The Steam executable for Rockstar's Max Payne 2: The Fall of Max Payne bears a striking resemblance to a no-CD hack released by now defunct piracy group Myth. Could it just be a coincidence?
Several Kotaku readers have pointed us towards a post on the Max Payne Steam forums, in which Steam user Liamaj points out the Myth logo he discovered after opening the Max Payne 2 executable in notepad.
I downloaded my own version of Max Payne 2 from Steam, and the logo is definitely in there.
Check out this image to compare executables. At the top, we have the executable downloaded for Max Payne 2 via Steam, with the Myth logo displayed prominently at the top. On the bottom, the executable file I found while searching for Max Payne 2 hacks in Google.
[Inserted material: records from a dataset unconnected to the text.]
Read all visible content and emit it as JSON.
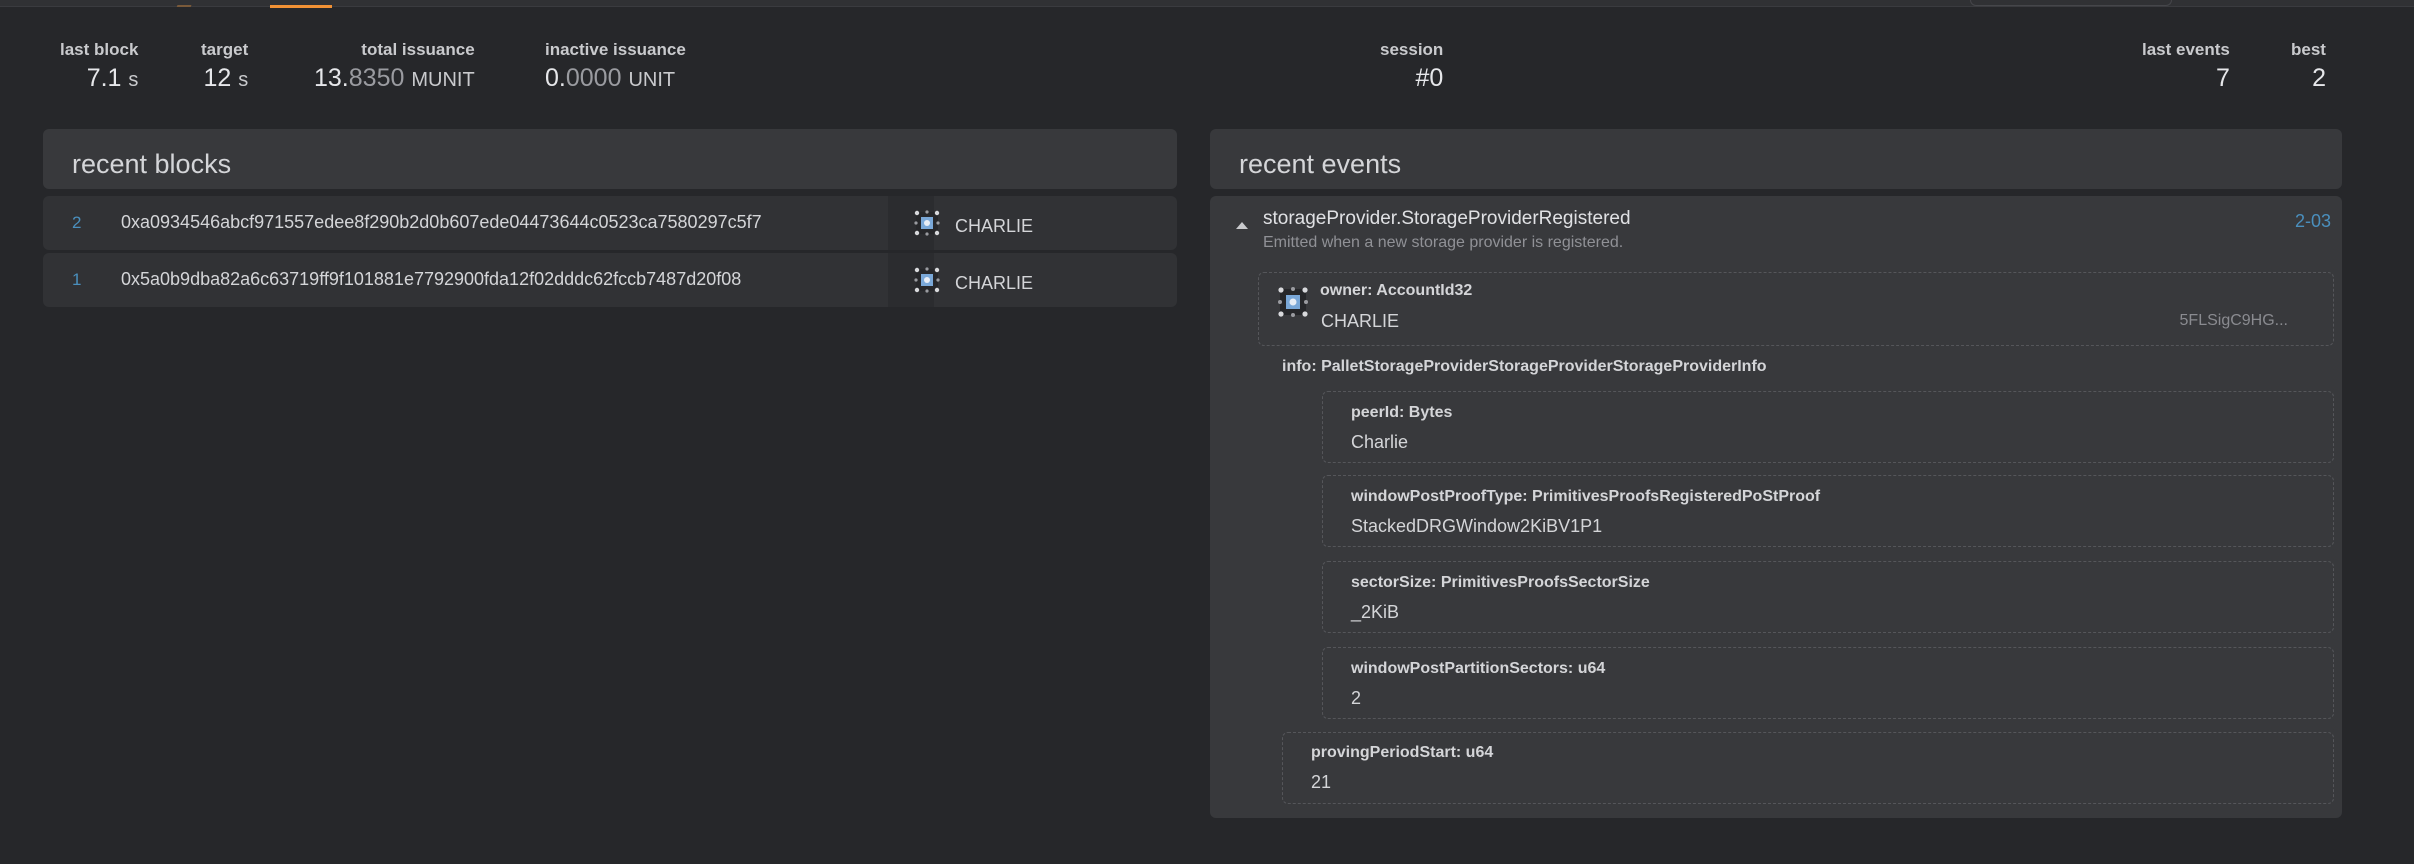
{
  "summary": {
    "last_block": {
      "label": "last block",
      "value": "7.1",
      "unit": "s"
    },
    "target": {
      "label": "target",
      "value": "12",
      "unit": "s"
    },
    "total_issuance": {
      "label": "total issuance",
      "value_main": "13.",
      "value_dim": "8350",
      "unit": "MUNIT"
    },
    "inactive_issuance": {
      "label": "inactive issuance",
      "value_main": "0.",
      "value_dim": "0000",
      "unit": "UNIT"
    },
    "session": {
      "label": "session",
      "value": "#0"
    },
    "last_events": {
      "label": "last events",
      "value": "7"
    },
    "best": {
      "label": "best",
      "value": "2"
    }
  },
  "recent_blocks": {
    "title": "recent blocks",
    "items": [
      {
        "number": "2",
        "hash": "0xa0934546abcf971557edee8f290b2d0b607ede04473644c0523ca7580297c5f7",
        "author": "CHARLIE"
      },
      {
        "number": "1",
        "hash": "0x5a0b9dba82a6c63719ff9f101881e7792900fda12f02dddc62fccb7487d20f08",
        "author": "CHARLIE"
      }
    ]
  },
  "recent_events": {
    "title": "recent events",
    "event": {
      "name": "storageProvider.StorageProviderRegistered",
      "description": "Emitted when a new storage provider is registered.",
      "id": "2-03",
      "owner": {
        "label": "owner: AccountId32",
        "value": "CHARLIE",
        "address": "5FLSigC9HG..."
      },
      "info_label": "info: PalletStorageProviderStorageProviderStorageProviderInfo",
      "info_fields": [
        {
          "label": "peerId: Bytes",
          "value": "Charlie"
        },
        {
          "label": "windowPostProofType: PrimitivesProofsRegisteredPoStProof",
          "value": "StackedDRGWindow2KiBV1P1"
        },
        {
          "label": "sectorSize: PrimitivesProofsSectorSize",
          "value": "_2KiB"
        },
        {
          "label": "windowPostPartitionSectors: u64",
          "value": "2"
        }
      ],
      "proving": {
        "label": "provingPeriodStart: u64",
        "value": "21"
      }
    }
  },
  "colors": {
    "accent": "#f19135",
    "link": "#4a8fbd",
    "background": "#26272a",
    "panel": "#38393c"
  }
}
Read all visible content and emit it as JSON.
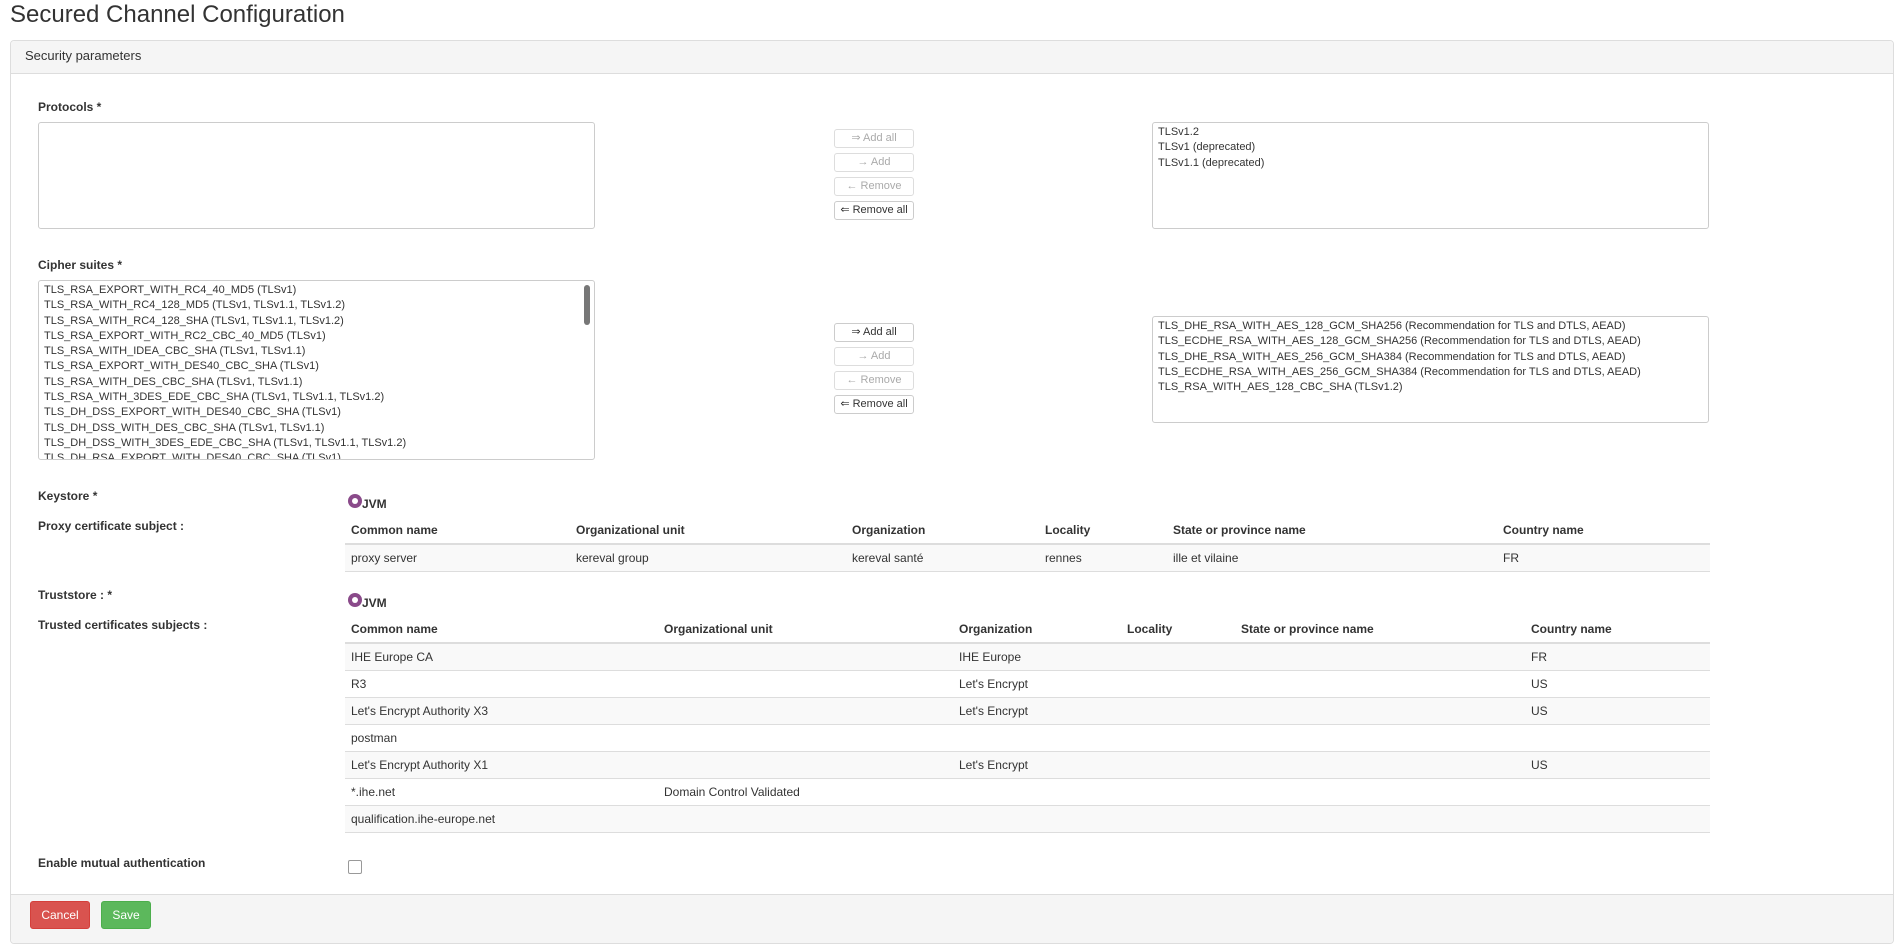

The Steam executable weighs in at 1,460 KB, while the 1.01 no-CD hack from Myth is 1,452 KB.
Now there's a chance this is just a prank from some Rockstar programmer, perhaps playing off the trouble Ubisoft ran into in 2008, when a no-CD hack from piracy group Reloaded was used in an official update to Rainbow 6: Vegas 2.
Or it could just be a lazy programmer. If the tool exists that gets the job done faster than creating a new one, why not use it? Of course, speaking out against piracy becomes a problem when you use the products of piracy in your official releases, but surely this won't upset anyone at all, right?
We've reached out to Rockstar for comment on the similarities between the two files, and will update should we receive a response.